The demo/tool 'ARM-CO-UP: ARM Co-Operative Utilization of Processors' was accepted for the Embedded Systems Software Competition at the IEEE/ACM Embedded Systems Week 2023.
Abstract: Heterogeneous Multi-Processor System on Chips (HMPSoCs) combines different processors on a single chip. They enable powerful embedded devices, which increasingly perform Machine Learning (ML) inference at the edge. State-of-the-art HMPSoCs can perform on-chip embedded inference using their CPU, GPU, and integrated accelerators. The on-chip GPU in embedded devices is comparable in performance to CPU clusters, and efficient inference requires the cooperative utilization of these processors. Integrated accelerators, although operating with lower bit precision, significantly improve power efficiency at the expense of model accuracy.
However, existing inference frameworks for edge devices typically utilize only a single processor type and lack the ability to use different processor types collaboratively. To this end,We design the ARM-COUP framework based on the ARM-CL framework. The ARM-COUP provides both parallel and serial utilization of different processor types.
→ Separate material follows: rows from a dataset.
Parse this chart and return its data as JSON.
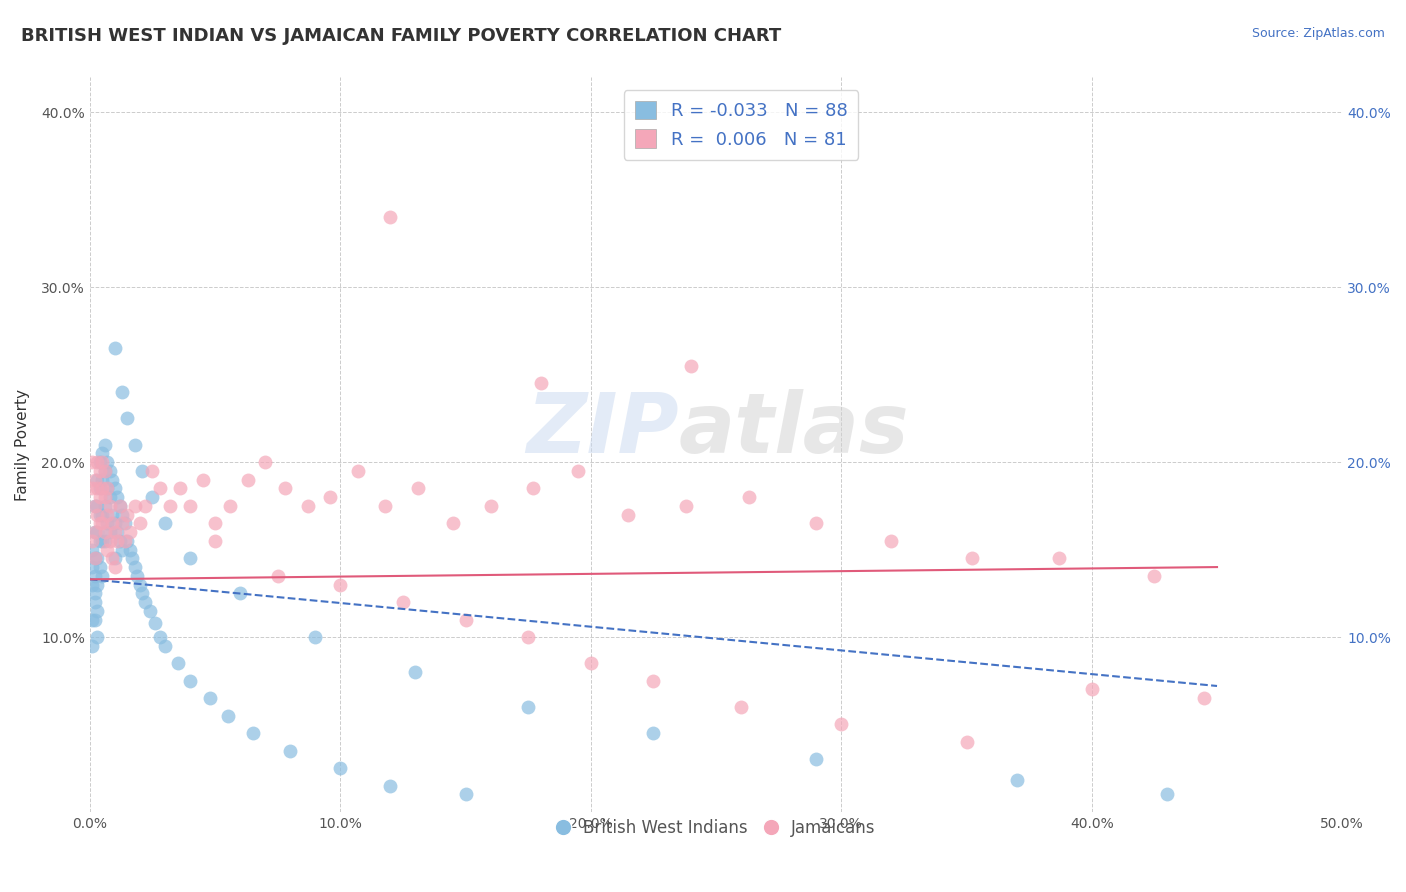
{
  "title": "BRITISH WEST INDIAN VS JAMAICAN FAMILY POVERTY CORRELATION CHART",
  "source": "Source: ZipAtlas.com",
  "xlabel": "",
  "ylabel": "Family Poverty",
  "xlim": [
    0.0,
    0.5
  ],
  "ylim": [
    0.0,
    0.42
  ],
  "xticks": [
    0.0,
    0.1,
    0.2,
    0.3,
    0.4,
    0.5
  ],
  "yticks": [
    0.1,
    0.2,
    0.3,
    0.4
  ],
  "xtick_labels": [
    "0.0%",
    "10.0%",
    "20.0%",
    "30.0%",
    "40.0%",
    "50.0%"
  ],
  "ytick_labels_left": [
    "10.0%",
    "20.0%",
    "30.0%",
    "40.0%"
  ],
  "ytick_labels_right": [
    "10.0%",
    "20.0%",
    "30.0%",
    "40.0%"
  ],
  "color_blue": "#89bde0",
  "color_pink": "#f4a7b9",
  "color_blue_line": "#4472c4",
  "color_pink_line": "#e05a7a",
  "legend_blue_label": "R = -0.033   N = 88",
  "legend_pink_label": "R =  0.006   N = 81",
  "legend_label_blue": "British West Indians",
  "legend_label_pink": "Jamaicans",
  "watermark_zip": "ZIP",
  "watermark_atlas": "atlas",
  "title_fontsize": 13,
  "label_fontsize": 11,
  "tick_fontsize": 10,
  "blue_x": [
    0.001,
    0.001,
    0.001,
    0.001,
    0.001,
    0.002,
    0.002,
    0.002,
    0.002,
    0.002,
    0.002,
    0.002,
    0.003,
    0.003,
    0.003,
    0.003,
    0.003,
    0.003,
    0.003,
    0.004,
    0.004,
    0.004,
    0.004,
    0.004,
    0.005,
    0.005,
    0.005,
    0.005,
    0.005,
    0.006,
    0.006,
    0.006,
    0.006,
    0.007,
    0.007,
    0.007,
    0.008,
    0.008,
    0.008,
    0.009,
    0.009,
    0.01,
    0.01,
    0.01,
    0.011,
    0.011,
    0.012,
    0.012,
    0.013,
    0.013,
    0.014,
    0.015,
    0.016,
    0.017,
    0.018,
    0.019,
    0.02,
    0.021,
    0.022,
    0.024,
    0.026,
    0.028,
    0.03,
    0.035,
    0.04,
    0.048,
    0.055,
    0.065,
    0.08,
    0.1,
    0.12,
    0.15,
    0.01,
    0.013,
    0.015,
    0.018,
    0.021,
    0.025,
    0.03,
    0.04,
    0.06,
    0.09,
    0.13,
    0.175,
    0.225,
    0.29,
    0.37,
    0.43
  ],
  "blue_y": [
    0.13,
    0.11,
    0.15,
    0.095,
    0.14,
    0.175,
    0.16,
    0.125,
    0.145,
    0.11,
    0.135,
    0.12,
    0.19,
    0.175,
    0.16,
    0.145,
    0.13,
    0.115,
    0.1,
    0.2,
    0.185,
    0.17,
    0.155,
    0.14,
    0.205,
    0.19,
    0.17,
    0.155,
    0.135,
    0.21,
    0.195,
    0.175,
    0.155,
    0.2,
    0.185,
    0.165,
    0.195,
    0.18,
    0.16,
    0.19,
    0.17,
    0.185,
    0.165,
    0.145,
    0.18,
    0.16,
    0.175,
    0.155,
    0.17,
    0.15,
    0.165,
    0.155,
    0.15,
    0.145,
    0.14,
    0.135,
    0.13,
    0.125,
    0.12,
    0.115,
    0.108,
    0.1,
    0.095,
    0.085,
    0.075,
    0.065,
    0.055,
    0.045,
    0.035,
    0.025,
    0.015,
    0.01,
    0.265,
    0.24,
    0.225,
    0.21,
    0.195,
    0.18,
    0.165,
    0.145,
    0.125,
    0.1,
    0.08,
    0.06,
    0.045,
    0.03,
    0.018,
    0.01
  ],
  "pink_x": [
    0.001,
    0.001,
    0.001,
    0.002,
    0.002,
    0.002,
    0.002,
    0.003,
    0.003,
    0.003,
    0.004,
    0.004,
    0.004,
    0.005,
    0.005,
    0.005,
    0.006,
    0.006,
    0.006,
    0.007,
    0.007,
    0.007,
    0.008,
    0.008,
    0.009,
    0.009,
    0.01,
    0.01,
    0.011,
    0.012,
    0.013,
    0.014,
    0.015,
    0.016,
    0.018,
    0.02,
    0.022,
    0.025,
    0.028,
    0.032,
    0.036,
    0.04,
    0.045,
    0.05,
    0.056,
    0.063,
    0.07,
    0.078,
    0.087,
    0.096,
    0.107,
    0.118,
    0.131,
    0.145,
    0.16,
    0.177,
    0.195,
    0.215,
    0.238,
    0.263,
    0.29,
    0.32,
    0.352,
    0.387,
    0.425,
    0.05,
    0.075,
    0.1,
    0.125,
    0.15,
    0.175,
    0.2,
    0.225,
    0.26,
    0.3,
    0.35,
    0.4,
    0.445,
    0.12,
    0.18,
    0.24
  ],
  "pink_y": [
    0.185,
    0.155,
    0.2,
    0.19,
    0.175,
    0.16,
    0.145,
    0.2,
    0.185,
    0.17,
    0.195,
    0.18,
    0.165,
    0.2,
    0.185,
    0.165,
    0.195,
    0.18,
    0.16,
    0.185,
    0.17,
    0.15,
    0.175,
    0.155,
    0.165,
    0.145,
    0.16,
    0.14,
    0.155,
    0.175,
    0.165,
    0.155,
    0.17,
    0.16,
    0.175,
    0.165,
    0.175,
    0.195,
    0.185,
    0.175,
    0.185,
    0.175,
    0.19,
    0.165,
    0.175,
    0.19,
    0.2,
    0.185,
    0.175,
    0.18,
    0.195,
    0.175,
    0.185,
    0.165,
    0.175,
    0.185,
    0.195,
    0.17,
    0.175,
    0.18,
    0.165,
    0.155,
    0.145,
    0.145,
    0.135,
    0.155,
    0.135,
    0.13,
    0.12,
    0.11,
    0.1,
    0.085,
    0.075,
    0.06,
    0.05,
    0.04,
    0.07,
    0.065,
    0.34,
    0.245,
    0.255
  ]
}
In parallel mode, it optimizes throughput(FPS) and energy efficiency by leveraging pipeline execution of network partitions for consecutive input data. While in serial mode, it improves inference latency and energy efficiency through layer-switch inference for each input data and layer-wise DVFS. It automates model graph partitioning and mapping, pipeline synchronization, processor type switching, layer-wise DVFS, and integration of new accelerators, even with closed-source libraries.